While the house is breathtaking, especially considering when and how it was built, the shadow of slavery looms large over everything there. I winced each time the tour guide referred to the slaves as "enslaved workers." We actually didn't hear the word "slave" until we took the "Plantation Community" tour, which was even more problematic. For one, the tour guide suggested that there was no way of knowing "100% sure" that Jefferson fathered the children that Sally Hemings had.
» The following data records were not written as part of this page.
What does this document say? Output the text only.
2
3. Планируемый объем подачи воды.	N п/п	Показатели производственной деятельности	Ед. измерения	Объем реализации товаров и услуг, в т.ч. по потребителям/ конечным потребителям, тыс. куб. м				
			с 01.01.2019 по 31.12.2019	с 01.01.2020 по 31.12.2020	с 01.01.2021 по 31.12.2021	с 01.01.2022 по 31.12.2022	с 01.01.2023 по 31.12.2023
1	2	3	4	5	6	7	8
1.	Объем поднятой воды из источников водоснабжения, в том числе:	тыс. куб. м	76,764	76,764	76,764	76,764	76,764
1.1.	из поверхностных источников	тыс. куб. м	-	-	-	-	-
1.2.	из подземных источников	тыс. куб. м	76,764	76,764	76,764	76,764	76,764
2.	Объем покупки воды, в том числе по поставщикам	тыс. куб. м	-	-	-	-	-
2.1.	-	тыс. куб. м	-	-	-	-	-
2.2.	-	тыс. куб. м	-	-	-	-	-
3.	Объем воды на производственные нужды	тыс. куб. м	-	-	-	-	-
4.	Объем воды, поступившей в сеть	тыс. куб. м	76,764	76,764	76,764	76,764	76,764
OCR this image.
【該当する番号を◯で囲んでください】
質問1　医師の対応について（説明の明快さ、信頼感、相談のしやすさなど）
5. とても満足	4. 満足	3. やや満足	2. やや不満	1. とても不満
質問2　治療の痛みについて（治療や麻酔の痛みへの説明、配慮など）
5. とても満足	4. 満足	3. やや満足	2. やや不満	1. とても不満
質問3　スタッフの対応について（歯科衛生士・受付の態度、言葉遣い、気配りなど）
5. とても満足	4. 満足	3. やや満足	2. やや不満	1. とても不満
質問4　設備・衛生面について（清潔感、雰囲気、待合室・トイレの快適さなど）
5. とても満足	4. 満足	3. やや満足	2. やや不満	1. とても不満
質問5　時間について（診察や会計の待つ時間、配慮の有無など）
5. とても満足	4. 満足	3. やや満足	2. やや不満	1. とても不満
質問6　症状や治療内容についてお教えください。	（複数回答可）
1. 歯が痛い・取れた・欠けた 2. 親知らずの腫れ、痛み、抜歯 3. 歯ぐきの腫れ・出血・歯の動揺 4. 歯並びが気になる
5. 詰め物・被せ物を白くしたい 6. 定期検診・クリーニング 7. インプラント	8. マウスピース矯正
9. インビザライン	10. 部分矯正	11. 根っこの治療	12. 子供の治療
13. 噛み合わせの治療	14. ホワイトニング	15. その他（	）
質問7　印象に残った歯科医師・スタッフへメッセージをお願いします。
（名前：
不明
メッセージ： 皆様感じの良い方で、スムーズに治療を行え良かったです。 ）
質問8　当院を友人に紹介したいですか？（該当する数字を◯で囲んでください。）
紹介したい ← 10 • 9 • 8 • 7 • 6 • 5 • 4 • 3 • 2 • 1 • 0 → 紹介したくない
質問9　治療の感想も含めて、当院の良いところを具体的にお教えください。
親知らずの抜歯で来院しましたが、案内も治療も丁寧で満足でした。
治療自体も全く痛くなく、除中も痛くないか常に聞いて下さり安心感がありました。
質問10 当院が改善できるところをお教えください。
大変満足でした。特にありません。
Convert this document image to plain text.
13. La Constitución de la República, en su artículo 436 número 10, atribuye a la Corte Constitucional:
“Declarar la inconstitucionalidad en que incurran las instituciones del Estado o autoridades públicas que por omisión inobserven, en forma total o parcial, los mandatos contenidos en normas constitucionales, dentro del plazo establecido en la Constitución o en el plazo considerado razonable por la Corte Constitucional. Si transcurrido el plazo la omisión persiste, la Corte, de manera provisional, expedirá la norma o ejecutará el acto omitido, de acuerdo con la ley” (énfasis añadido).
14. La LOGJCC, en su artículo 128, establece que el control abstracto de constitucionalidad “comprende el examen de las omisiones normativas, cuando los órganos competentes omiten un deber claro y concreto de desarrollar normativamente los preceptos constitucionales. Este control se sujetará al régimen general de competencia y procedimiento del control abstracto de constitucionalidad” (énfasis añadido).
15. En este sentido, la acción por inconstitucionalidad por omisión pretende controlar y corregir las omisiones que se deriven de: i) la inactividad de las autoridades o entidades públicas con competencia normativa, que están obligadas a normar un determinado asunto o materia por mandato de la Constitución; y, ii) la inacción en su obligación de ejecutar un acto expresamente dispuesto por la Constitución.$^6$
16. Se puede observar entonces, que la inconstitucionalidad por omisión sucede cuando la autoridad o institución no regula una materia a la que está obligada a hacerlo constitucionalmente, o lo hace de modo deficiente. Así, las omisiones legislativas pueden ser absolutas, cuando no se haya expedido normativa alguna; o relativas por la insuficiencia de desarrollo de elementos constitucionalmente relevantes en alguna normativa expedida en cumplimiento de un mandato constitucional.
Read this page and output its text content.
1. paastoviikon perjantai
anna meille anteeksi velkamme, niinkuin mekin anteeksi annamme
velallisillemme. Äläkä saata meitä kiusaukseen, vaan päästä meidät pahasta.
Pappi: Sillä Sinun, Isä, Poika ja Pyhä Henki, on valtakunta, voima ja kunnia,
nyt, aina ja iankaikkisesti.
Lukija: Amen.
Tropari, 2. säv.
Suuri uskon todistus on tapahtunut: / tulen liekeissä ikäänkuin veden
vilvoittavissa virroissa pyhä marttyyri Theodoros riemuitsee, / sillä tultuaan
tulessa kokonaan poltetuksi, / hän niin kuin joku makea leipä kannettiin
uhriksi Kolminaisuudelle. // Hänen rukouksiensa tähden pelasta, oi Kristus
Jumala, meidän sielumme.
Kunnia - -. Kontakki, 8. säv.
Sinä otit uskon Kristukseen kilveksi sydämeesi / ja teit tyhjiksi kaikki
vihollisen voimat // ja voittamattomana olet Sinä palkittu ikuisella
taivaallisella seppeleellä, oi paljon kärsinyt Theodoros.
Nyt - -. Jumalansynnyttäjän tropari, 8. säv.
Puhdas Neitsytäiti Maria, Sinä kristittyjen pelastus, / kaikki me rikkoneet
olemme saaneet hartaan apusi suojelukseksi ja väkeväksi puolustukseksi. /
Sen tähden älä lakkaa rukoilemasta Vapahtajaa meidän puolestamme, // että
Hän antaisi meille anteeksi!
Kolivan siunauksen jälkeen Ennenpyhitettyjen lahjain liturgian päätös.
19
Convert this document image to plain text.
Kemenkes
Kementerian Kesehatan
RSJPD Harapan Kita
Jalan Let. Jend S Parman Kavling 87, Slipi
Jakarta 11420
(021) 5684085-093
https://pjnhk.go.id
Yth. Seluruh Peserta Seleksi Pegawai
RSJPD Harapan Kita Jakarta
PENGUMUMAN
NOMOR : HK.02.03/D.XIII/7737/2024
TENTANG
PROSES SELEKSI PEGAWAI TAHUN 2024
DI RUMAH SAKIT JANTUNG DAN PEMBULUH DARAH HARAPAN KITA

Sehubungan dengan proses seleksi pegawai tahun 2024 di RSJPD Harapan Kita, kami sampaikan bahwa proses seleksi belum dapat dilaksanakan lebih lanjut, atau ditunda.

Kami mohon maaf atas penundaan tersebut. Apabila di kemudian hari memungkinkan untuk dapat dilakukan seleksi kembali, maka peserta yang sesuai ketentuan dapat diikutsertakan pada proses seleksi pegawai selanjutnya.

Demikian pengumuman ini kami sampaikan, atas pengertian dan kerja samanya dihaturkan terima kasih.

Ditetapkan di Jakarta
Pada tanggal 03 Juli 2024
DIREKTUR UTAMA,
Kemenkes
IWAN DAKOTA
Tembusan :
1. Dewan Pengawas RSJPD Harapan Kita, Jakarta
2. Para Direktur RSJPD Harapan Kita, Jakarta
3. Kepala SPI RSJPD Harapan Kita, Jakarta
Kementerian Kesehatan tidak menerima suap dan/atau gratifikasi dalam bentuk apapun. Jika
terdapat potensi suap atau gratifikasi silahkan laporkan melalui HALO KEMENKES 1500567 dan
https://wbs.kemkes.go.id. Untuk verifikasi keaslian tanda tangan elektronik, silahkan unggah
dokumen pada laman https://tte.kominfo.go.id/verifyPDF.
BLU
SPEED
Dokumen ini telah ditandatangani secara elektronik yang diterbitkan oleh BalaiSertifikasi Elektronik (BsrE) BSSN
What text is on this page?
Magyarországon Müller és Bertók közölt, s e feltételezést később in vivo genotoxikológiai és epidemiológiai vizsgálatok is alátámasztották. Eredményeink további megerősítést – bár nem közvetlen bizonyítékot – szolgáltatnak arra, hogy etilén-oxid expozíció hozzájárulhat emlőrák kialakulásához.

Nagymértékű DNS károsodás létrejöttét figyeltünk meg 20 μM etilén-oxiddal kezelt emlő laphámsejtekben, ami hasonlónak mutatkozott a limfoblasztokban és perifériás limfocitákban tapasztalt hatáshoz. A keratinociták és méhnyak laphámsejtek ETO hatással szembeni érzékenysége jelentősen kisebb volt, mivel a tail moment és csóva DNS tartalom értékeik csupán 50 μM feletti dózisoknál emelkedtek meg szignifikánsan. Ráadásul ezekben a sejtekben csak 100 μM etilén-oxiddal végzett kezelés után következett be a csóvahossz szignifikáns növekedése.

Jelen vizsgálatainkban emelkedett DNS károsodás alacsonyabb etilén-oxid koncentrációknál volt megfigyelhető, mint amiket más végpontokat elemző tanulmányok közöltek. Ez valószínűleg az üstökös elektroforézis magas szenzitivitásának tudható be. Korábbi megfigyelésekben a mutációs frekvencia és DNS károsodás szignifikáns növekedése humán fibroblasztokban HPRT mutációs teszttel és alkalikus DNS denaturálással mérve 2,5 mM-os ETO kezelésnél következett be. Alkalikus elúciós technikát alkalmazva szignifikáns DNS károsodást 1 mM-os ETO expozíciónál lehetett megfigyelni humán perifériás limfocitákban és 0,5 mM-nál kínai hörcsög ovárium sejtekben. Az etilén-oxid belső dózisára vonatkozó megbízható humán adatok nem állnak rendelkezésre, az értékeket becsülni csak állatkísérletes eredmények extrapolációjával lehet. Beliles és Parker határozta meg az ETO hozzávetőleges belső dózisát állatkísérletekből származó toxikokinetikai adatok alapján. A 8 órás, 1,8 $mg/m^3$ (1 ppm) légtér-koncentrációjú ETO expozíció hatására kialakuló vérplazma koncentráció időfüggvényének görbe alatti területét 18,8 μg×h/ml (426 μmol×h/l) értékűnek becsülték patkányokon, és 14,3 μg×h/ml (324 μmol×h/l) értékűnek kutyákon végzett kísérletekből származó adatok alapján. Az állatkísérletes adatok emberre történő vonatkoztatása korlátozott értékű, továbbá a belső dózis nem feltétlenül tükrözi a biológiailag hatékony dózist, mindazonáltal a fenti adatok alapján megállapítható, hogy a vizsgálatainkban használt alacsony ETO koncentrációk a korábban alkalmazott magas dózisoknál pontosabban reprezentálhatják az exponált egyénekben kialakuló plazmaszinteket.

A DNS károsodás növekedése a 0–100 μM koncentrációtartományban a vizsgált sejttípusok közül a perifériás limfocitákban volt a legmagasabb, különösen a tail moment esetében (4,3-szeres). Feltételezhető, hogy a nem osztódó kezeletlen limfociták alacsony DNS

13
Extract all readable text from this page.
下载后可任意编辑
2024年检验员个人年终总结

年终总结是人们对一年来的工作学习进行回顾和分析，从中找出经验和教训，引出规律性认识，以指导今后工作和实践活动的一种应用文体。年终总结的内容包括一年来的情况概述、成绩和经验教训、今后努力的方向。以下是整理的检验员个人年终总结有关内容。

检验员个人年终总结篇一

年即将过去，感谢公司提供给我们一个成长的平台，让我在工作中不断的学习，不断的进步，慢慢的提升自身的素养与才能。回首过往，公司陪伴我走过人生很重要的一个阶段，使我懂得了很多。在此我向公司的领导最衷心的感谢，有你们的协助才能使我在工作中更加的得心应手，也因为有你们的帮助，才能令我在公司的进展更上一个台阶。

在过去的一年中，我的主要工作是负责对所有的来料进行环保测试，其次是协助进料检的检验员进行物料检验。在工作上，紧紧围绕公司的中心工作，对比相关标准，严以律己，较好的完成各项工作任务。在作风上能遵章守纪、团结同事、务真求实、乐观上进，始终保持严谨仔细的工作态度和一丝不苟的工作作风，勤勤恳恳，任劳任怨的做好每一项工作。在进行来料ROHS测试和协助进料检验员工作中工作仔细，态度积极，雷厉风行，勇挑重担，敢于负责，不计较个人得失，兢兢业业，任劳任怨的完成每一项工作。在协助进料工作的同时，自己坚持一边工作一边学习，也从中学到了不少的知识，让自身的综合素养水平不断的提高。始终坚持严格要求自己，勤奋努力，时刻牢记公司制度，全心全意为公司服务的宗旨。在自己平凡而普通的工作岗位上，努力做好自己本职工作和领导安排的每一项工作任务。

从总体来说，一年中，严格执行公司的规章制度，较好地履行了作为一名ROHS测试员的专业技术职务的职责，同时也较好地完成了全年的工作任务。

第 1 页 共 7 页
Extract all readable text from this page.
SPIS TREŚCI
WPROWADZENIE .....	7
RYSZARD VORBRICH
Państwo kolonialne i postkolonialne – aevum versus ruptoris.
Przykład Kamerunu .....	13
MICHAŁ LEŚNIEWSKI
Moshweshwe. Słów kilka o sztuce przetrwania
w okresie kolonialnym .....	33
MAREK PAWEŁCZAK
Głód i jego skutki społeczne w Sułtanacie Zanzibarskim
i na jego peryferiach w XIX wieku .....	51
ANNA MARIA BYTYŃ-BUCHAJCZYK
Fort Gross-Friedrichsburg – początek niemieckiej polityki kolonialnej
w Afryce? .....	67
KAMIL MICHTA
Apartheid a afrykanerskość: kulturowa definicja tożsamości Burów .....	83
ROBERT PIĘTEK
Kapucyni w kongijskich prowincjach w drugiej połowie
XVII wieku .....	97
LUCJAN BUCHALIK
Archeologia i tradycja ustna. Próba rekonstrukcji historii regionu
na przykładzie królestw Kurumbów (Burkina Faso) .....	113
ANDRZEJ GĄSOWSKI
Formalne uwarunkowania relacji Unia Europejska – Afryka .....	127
There is little left of the slave quarters at Monticello, but this photo gives the sense of what at least some of the slaves who lived near the palatial home would have seen from what were basically shanties. "All men are created equal" takes on a very different sense when you see Monticello and when you read Jefferson's musings about African-descended peoples.

 

The most heartbreaking part of the trip, however, was the slave cemetery, where about 40 slaves are buried, including up to 20 children, whose identities are not known. There were about 400 slaves who lived and worked in Monticello from 1774 to 1826 when Monticello and everything in it, including most of the slaves, had to be sold to pay for Jefferson's nearly $100,000 debt after his death.



The cemetery, at the bottom of the mountain on which Monticello stands, has no headstones. All the slaves had were rocks to mark the burials. It is a place to weep for the anonymous forgotten and to recall Toni Morrison's words in Beloved: "Disremembered and unaccounted for, she cannot be lost because no one is looking for her, and even if they were, how can they call her if they don't know her name?"

Monticello reminds us of how so much wealth (there and in this country) was built on the backs of people who got no glory for it.